Researchers looked for the most effective technique to soothe a crying baby. To accomplish this, they observed parents cuddling, carrying around, rocking, and laying down their little ones and arrived at the conclusion that the "walk and sit" method was the optimal strategy. You just have to take the baby in your arms, walk around for a while - avoiding sudden or brusk stops or changes in direction - and then sit down holding the baby for five to eight minutes before laying them back down again.
According to Dr. Kumi Kuroda of the Riken Center for Brain Science in Saitama, Japan, "Excessive crying, especially during the night-time, is shown to be a major source of parental stress." However, she thinks the approximately 15-minute "walk around and sit" approach is worth trying before parents start really worrying about what may be wrong with their infant.
The scientists used video recordings and heart monitors to analyse the different ways to soothe crying babies, such as holding them while seated, holding them while walking, putting them in a cot, and rocking them. A very interesting discovery was that crying diminished only when the babies were in motion, either while being carried around or rocked. Simply sitting still with the child or putting them in a cot had no effect on stemming their tears.
The walk around and sit method really works: After five minutes, all the babies involved in the study stopped crying, and around half of them fell asleep.
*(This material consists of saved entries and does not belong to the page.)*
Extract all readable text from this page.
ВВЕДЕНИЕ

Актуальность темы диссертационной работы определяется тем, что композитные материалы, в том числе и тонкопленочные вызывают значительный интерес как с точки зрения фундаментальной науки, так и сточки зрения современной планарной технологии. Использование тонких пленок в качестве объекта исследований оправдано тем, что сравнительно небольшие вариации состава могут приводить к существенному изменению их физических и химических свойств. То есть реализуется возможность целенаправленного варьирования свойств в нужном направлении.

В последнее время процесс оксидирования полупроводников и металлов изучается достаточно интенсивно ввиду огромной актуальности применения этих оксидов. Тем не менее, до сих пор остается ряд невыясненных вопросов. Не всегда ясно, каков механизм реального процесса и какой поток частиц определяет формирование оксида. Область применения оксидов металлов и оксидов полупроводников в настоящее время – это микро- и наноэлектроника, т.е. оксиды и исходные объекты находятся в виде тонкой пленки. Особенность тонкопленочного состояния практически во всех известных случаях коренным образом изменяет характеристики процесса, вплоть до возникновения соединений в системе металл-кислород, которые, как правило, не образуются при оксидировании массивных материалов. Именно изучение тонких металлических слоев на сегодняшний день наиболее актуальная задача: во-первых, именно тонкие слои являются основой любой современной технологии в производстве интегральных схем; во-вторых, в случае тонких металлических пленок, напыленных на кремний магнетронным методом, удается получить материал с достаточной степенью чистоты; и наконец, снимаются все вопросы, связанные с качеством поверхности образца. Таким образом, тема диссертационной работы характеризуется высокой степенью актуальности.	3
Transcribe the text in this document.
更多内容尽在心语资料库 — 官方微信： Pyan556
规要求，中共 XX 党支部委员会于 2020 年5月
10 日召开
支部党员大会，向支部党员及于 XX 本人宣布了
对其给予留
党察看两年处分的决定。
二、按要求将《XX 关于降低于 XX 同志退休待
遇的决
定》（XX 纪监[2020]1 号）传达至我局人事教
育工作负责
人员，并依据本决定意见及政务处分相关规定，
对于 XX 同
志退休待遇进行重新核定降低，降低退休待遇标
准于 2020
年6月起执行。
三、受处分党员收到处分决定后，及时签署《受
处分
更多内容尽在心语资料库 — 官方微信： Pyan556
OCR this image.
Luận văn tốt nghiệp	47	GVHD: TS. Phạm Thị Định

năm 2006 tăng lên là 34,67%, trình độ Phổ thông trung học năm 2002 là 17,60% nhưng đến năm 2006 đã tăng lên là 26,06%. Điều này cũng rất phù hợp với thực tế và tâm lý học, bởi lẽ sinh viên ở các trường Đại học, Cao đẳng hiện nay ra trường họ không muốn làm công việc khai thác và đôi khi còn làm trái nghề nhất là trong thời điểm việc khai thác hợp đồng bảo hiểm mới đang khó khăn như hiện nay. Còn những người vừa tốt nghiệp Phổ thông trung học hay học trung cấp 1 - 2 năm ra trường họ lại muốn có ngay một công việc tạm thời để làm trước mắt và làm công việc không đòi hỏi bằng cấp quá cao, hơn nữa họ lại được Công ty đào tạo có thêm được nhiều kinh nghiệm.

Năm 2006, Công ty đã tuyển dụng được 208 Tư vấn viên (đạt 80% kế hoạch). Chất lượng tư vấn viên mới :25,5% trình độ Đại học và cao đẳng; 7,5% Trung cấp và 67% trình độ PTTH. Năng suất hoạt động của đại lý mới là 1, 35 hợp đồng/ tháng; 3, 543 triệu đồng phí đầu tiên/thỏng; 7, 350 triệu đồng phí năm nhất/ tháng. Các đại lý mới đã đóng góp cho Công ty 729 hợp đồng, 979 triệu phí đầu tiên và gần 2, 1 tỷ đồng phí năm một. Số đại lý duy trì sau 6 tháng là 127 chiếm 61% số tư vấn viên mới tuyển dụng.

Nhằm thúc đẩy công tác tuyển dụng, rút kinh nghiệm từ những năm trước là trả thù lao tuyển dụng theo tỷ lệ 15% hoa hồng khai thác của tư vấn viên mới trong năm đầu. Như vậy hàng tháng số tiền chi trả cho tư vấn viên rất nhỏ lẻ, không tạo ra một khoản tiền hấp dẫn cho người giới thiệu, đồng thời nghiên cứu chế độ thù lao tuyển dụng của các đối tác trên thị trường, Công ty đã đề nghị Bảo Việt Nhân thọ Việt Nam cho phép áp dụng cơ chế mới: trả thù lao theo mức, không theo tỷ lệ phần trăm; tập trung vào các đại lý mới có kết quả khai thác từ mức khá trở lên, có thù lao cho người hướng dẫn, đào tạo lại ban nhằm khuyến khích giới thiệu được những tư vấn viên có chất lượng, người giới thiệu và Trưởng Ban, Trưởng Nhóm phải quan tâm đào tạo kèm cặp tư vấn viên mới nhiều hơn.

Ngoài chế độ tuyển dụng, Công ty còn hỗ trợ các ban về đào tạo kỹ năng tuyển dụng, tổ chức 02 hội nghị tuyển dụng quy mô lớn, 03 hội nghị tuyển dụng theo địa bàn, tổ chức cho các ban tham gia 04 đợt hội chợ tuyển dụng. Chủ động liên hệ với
The main problem is that about a third of them woke up almost as soon as they were laid down again. The researchers wanted to find out what roused them. The monitor data showed that the infants' heart rates sometimes rose enough to wake them when physical contact with the parent was broken, and laying the baby down more gently made no difference. But sitting with the sleeping baby for five to eight minutes after carrying them around for a while helped them to reach a deeper stage of sleep.
In any case, the issue of babies crying remains complex, as they can have sleepless nights for different reasons. So far, there is no one solution that suits all crying babies, and other responses can be appropriate in various situations and at different times. "If the baby has a stomach ache, I don't think this will do much. Unfortunately, I think many parents will still have sleepless nights. That's part of being a parent," said Gianluca Esposito, a professor of developmental psychology and co-author of the paper at the University of Trento.